We have redetermined the facies distribution of Ma 51 + 2 using the above analysis (Figure 12(b) and (c)). In the eastern and central Ordos Basin, Ma 51 + 2 generally formed in a restricted evaporite platform environment. The westernmost Dingbian area is dominated by a dolomitic tidal flat subfacies, which extends north–south along the central inherited uplift. The eastern Jingbian and Mizhi areas correspond to a wide and relatively flat gypsum-bearing dolomitic restricted lagoon subfacies (also referred to as a subtidal lagoon environment) with patches of grain shoals that developed in the highlands, above the wave base. Favorable reservoir facies for the development of gypsum mold-bearing micritic dolomites are similarly distributed in the eastern and central Ordos Basin, suggesting that the two areas comprise a single sedimentary system. Therefore, the physical properties of carbonates in the east are comparable to those in the central basin and thus reservoir tightness is attributed to differences in diagenesis or hydrocarbon accumulation processes. The next phase of exploration should focus on “sweet spots” related to differential diagenesis or accumulation processes.
Conclusions
The eastern Ordos Basin contains tight carbonate reservoirs in unit Ma 51 + 2, which comprises gypsum/halite mold-bearing micritic dolomite, micritic dolomite, grain dolomite, and microbial carbonates, as well as weathered karst breccias with unrecognizable parent rocks.
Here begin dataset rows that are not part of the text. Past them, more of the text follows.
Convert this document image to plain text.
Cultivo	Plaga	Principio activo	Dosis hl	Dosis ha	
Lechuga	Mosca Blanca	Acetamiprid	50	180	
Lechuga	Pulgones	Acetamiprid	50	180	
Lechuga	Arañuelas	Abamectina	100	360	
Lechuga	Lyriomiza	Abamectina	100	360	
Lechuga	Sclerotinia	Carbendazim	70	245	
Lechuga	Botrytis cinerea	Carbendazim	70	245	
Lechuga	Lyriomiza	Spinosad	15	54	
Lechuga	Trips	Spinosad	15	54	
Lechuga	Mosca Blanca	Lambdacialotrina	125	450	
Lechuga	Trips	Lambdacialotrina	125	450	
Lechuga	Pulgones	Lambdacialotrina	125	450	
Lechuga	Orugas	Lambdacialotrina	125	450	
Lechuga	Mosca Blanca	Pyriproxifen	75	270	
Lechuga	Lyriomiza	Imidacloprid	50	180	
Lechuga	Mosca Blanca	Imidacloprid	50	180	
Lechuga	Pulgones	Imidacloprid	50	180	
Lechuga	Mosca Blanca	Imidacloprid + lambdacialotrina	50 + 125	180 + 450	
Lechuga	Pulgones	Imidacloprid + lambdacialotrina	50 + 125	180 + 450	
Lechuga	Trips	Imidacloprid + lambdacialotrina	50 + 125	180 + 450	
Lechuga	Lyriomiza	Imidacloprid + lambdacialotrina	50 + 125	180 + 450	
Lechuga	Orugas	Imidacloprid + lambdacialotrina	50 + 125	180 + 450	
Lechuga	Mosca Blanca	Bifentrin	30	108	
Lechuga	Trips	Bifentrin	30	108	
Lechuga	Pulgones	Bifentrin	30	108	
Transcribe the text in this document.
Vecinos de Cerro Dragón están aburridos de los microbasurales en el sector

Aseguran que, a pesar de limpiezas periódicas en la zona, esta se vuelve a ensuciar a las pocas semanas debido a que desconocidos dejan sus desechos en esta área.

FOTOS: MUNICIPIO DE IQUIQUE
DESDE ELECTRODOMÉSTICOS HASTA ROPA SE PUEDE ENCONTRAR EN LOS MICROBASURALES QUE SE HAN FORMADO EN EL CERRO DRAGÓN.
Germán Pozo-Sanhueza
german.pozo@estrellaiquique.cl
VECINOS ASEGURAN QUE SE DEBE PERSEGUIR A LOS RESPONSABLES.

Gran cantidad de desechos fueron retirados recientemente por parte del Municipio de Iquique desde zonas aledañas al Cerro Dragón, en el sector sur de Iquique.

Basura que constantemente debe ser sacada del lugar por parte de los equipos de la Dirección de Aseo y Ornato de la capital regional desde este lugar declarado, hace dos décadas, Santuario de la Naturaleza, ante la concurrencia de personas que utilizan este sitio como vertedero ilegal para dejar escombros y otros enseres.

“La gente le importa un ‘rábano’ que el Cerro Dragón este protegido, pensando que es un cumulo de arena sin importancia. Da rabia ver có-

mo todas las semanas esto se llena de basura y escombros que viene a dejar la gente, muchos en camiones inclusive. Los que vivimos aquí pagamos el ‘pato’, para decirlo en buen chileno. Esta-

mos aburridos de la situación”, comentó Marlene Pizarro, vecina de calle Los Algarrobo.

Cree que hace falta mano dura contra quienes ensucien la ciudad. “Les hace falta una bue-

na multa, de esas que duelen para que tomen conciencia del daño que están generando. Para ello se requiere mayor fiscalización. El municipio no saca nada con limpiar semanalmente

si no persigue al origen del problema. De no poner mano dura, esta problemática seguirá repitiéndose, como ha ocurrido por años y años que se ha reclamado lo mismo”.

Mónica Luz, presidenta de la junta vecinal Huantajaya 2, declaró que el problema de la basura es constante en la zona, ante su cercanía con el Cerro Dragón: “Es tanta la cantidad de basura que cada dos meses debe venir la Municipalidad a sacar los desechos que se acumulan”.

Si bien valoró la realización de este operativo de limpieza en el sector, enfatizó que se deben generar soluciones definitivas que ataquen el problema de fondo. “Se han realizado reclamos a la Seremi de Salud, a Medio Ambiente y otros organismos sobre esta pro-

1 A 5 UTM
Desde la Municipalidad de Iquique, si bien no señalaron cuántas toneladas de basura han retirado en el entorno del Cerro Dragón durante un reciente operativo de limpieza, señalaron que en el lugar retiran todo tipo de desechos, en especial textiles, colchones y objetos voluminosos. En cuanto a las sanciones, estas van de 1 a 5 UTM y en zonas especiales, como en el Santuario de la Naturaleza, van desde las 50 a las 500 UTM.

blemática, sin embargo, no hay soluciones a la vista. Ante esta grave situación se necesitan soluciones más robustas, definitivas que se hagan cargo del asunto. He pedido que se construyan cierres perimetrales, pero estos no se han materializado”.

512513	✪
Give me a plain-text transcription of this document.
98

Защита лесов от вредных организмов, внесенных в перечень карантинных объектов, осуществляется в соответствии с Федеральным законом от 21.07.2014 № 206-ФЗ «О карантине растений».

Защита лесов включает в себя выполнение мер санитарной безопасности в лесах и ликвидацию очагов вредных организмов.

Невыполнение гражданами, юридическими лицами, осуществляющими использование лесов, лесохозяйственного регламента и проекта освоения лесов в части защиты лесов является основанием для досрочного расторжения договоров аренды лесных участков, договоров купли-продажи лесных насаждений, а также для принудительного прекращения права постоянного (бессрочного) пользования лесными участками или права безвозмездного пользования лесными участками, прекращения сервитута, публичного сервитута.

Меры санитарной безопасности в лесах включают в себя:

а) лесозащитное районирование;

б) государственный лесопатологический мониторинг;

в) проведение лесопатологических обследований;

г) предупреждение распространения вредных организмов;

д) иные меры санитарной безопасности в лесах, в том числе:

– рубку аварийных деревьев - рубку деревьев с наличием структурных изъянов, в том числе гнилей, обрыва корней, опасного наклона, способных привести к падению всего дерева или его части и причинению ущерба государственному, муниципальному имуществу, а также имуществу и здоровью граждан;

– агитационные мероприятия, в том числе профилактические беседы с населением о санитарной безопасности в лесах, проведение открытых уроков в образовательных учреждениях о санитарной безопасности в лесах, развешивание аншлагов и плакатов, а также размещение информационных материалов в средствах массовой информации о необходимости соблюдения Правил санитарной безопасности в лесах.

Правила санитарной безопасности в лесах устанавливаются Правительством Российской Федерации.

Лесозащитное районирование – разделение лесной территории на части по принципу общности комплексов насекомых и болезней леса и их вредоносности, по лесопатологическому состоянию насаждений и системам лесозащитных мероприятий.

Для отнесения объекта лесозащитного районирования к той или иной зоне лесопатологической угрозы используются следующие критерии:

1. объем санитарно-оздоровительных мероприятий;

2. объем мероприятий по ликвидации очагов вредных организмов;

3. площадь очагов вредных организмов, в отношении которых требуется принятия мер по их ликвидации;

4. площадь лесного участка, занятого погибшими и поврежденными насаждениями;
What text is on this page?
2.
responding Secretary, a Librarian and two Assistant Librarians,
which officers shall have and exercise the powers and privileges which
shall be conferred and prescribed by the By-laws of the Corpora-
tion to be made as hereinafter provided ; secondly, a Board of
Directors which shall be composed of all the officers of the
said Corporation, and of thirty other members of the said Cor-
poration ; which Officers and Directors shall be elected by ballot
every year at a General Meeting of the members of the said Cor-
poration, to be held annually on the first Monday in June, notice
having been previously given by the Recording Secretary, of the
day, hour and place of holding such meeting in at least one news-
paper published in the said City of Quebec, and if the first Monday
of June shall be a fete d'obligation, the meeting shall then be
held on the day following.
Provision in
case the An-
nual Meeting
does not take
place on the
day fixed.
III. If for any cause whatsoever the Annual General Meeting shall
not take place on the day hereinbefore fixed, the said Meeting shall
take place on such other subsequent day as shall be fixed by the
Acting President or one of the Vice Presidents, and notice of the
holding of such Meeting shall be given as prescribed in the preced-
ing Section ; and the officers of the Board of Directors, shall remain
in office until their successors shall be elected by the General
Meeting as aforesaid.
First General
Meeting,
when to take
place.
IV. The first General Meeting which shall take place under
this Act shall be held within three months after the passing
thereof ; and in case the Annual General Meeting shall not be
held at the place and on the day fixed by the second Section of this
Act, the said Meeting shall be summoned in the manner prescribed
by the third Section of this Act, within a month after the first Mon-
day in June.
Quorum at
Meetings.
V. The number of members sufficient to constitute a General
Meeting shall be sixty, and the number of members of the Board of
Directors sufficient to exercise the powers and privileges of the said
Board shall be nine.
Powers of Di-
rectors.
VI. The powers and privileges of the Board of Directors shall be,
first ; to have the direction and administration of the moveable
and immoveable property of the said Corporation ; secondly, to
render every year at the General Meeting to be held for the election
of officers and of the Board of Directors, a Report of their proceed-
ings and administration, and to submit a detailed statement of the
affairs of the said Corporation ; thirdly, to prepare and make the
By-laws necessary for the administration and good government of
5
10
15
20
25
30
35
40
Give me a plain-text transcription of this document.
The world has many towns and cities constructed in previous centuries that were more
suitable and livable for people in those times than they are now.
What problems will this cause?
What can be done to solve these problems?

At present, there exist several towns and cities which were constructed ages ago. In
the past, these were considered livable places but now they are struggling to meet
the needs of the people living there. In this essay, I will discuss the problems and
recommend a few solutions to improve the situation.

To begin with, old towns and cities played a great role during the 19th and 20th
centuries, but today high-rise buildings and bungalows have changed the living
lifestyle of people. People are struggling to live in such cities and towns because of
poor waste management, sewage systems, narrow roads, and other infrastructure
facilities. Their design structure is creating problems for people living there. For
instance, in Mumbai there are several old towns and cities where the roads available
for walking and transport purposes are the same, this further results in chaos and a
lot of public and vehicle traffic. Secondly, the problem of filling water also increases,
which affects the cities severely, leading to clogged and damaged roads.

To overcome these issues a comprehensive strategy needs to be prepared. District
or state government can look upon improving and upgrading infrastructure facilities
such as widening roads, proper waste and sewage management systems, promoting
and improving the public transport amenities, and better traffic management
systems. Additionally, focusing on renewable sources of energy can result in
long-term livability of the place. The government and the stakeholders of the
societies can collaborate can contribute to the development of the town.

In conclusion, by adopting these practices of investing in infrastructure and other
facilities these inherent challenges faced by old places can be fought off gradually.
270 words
We identify three major sedimentary facies in the region: restricted lagoon, grain shoal, and mound–shoal complex. These facies represent two sedimentary cycles: a restricted lagoon and mound–shoal complex sequence, and a restricted lagoon–grain shoal sequence. Ma 51 + 2 corresponds to a complete transgression–regression cycle. Ma 522 was deposited during a period of transgression and contains abundant mound–shoal complexes and shows evidence for good water circulation. Ma 521 and overlying deposits correspond to a regression cycle. Ma 513 represents the timing of maximum regression, when gypsum-bearing dolomitic lagoon and restricted environments were dominant. Deposits in the study area formed in a restricted evaporite lagoon environment, and the formation of gypsum was related mainly to underwater enrichment. The sedimentary environments and facies are generally similar in the eastern and central parts of the Ordos Basin, and they are therefore considered to represent a single sedimentary system. Therefore, reservoir tightness is likely related to late-stage alternation rather than variations in sedimentary facies. The next phase of exploration should focus on “sweet spots” resulting from differential diagenesis and/or hydrocarbon accumulation processes.